Danny Lamb

Personal information
- Full name: Daniel John Lamb
- Born: 7 September 1995 (age 31) Preston, Lancashire, England
- Batting: Right-handed
- Bowling: Right-arm medium
- Role: All-rounder
- Relations: Emma Lamb (sister)

Domestic team information
- 2017–2023: Lancashire (squad no. 26)
- 2023: → Gloucestershire (on loan)
- 2023: → Somerset (on loan)
- 2024–2026: Sussex (squad no. 10)
- First-class debut: 20 June 2018 Lancashire v Worcestershire
- List A debut: 14 May 2017 Lancashire v Nottinghamshire

Career statistics
| Competition | FC | LA | T20 |
| Matches | 38 | 34 | 83 |
| Runs scored | 1,232 | 592 | 578 |
| Batting average | 28.65 | 32.88 | 15.62 |
| 100s/50s | 2/5 | 0/4 | 0/0 |
| Top score | 134 | 86* | 49 |
| Balls bowled | 4,106 | 1,641 | 1,310 |
| Wickets | 68 | 45 | 61 |
| Bowling average | 33.13 | 35.15 | 33.00 |
| 5 wickets in innings | 0 | 1 | 1 |
| 10 wickets in match | 0 | 0 | 0 |
| Best bowling | 4/55 | 5/30 | 5/15 |
| Catches/stumpings | 13/– | 18/– | 13/– |
- Source: ESPNcricinfo, 12 August 2026

= Danny Lamb =

English cricketer (born 1995)

Daniel John Lamb (born 7 September 1995) is an English former cricketer who played as an all-rounder for Lancashire, Gloucestershire, Somerset and Sussex.

==Personal life==
Lamb is from Preston, Lancashire, England, and attended St Michael's Church of England High School, Chorley.

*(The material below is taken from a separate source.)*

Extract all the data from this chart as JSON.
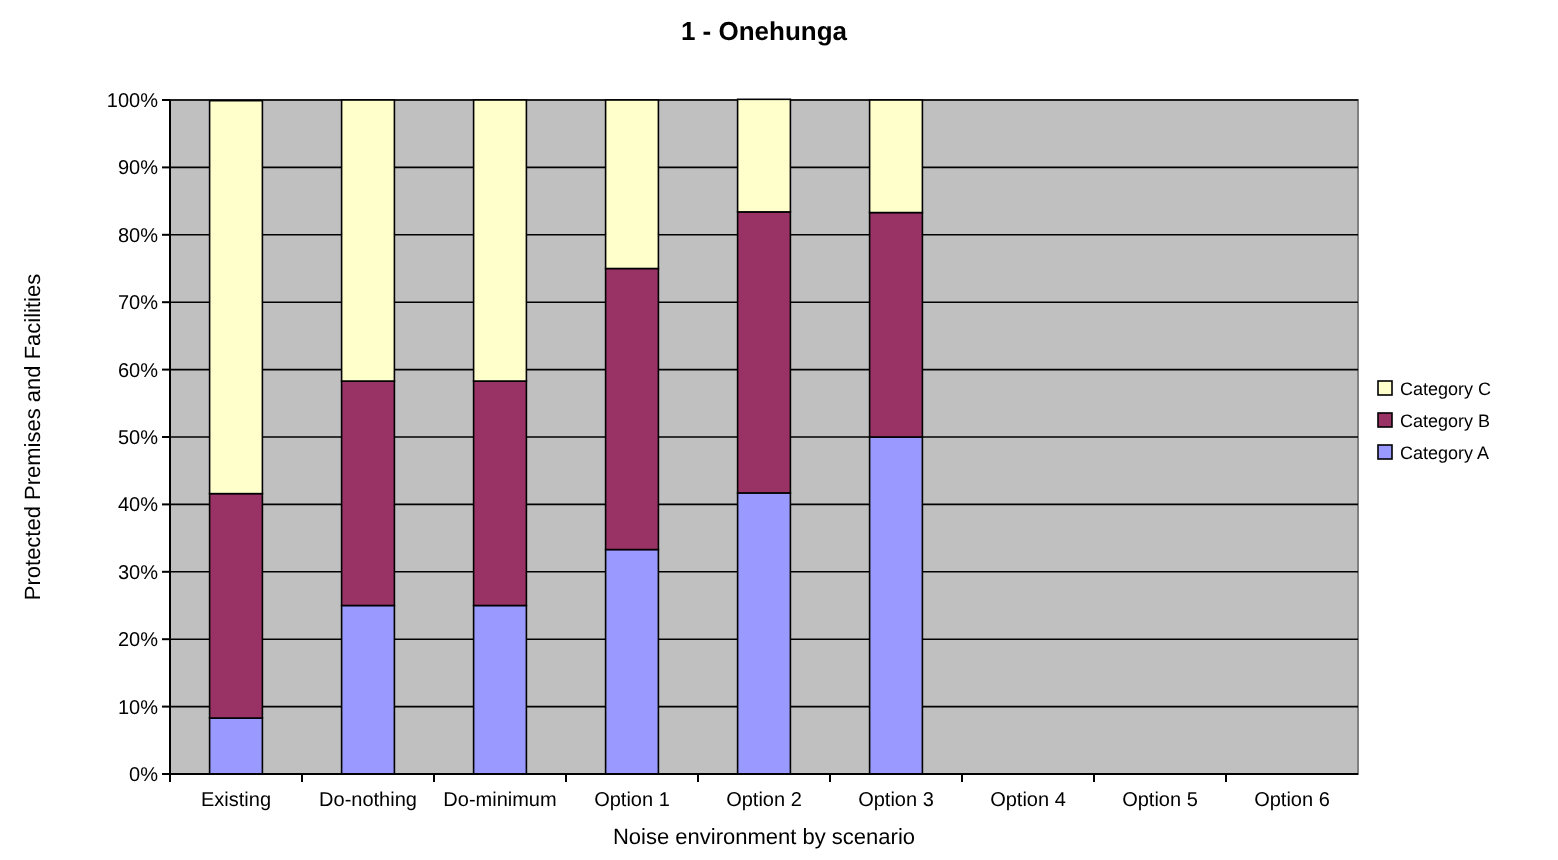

His sister Emma is also a cricketer.

==Career==
Lamb has played club cricket for Bramhall in the Cheshire County Cricket League, and Leigh.

In 2015, Lamb signed a scholarship deal with Lancashire, having already featured in Second XI matches for them. Lamb made his List A debut for Lancashire in the 2017 Royal London One-Day Cup on 14 May 2017. He made his Twenty20 debut for Lancashire in the 2017 NatWest t20 Blast on 9 July 2017. In June 2018, Lamb made his first-class debut as a Concussion substitute for Joe Mennie. He was the first concussion substitute in English cricket. He made six appearances in the 2018 t20 Blast, as Lancashire reached the finals day. Later in same year, he signed a contract with Lancashire until 2020.

In a 2019 match against Glamorgan, Lamb took 4/70. In April 2021, during the 2021 County Championship match against Kent, Lamb scored his maiden century in first-class cricket with 125 runs. In July 2021, in the 2021 Royal London One-Day Cup, Lamb took his first five-wicket haul in List A cricket.

In June 2023, he agreed a three+year contract to join Sussex from the start of the 2024 season.

Acting on medical advice due to a spinal cord injury, Lamb announced his retirement from professional cricket on 12 August 2026.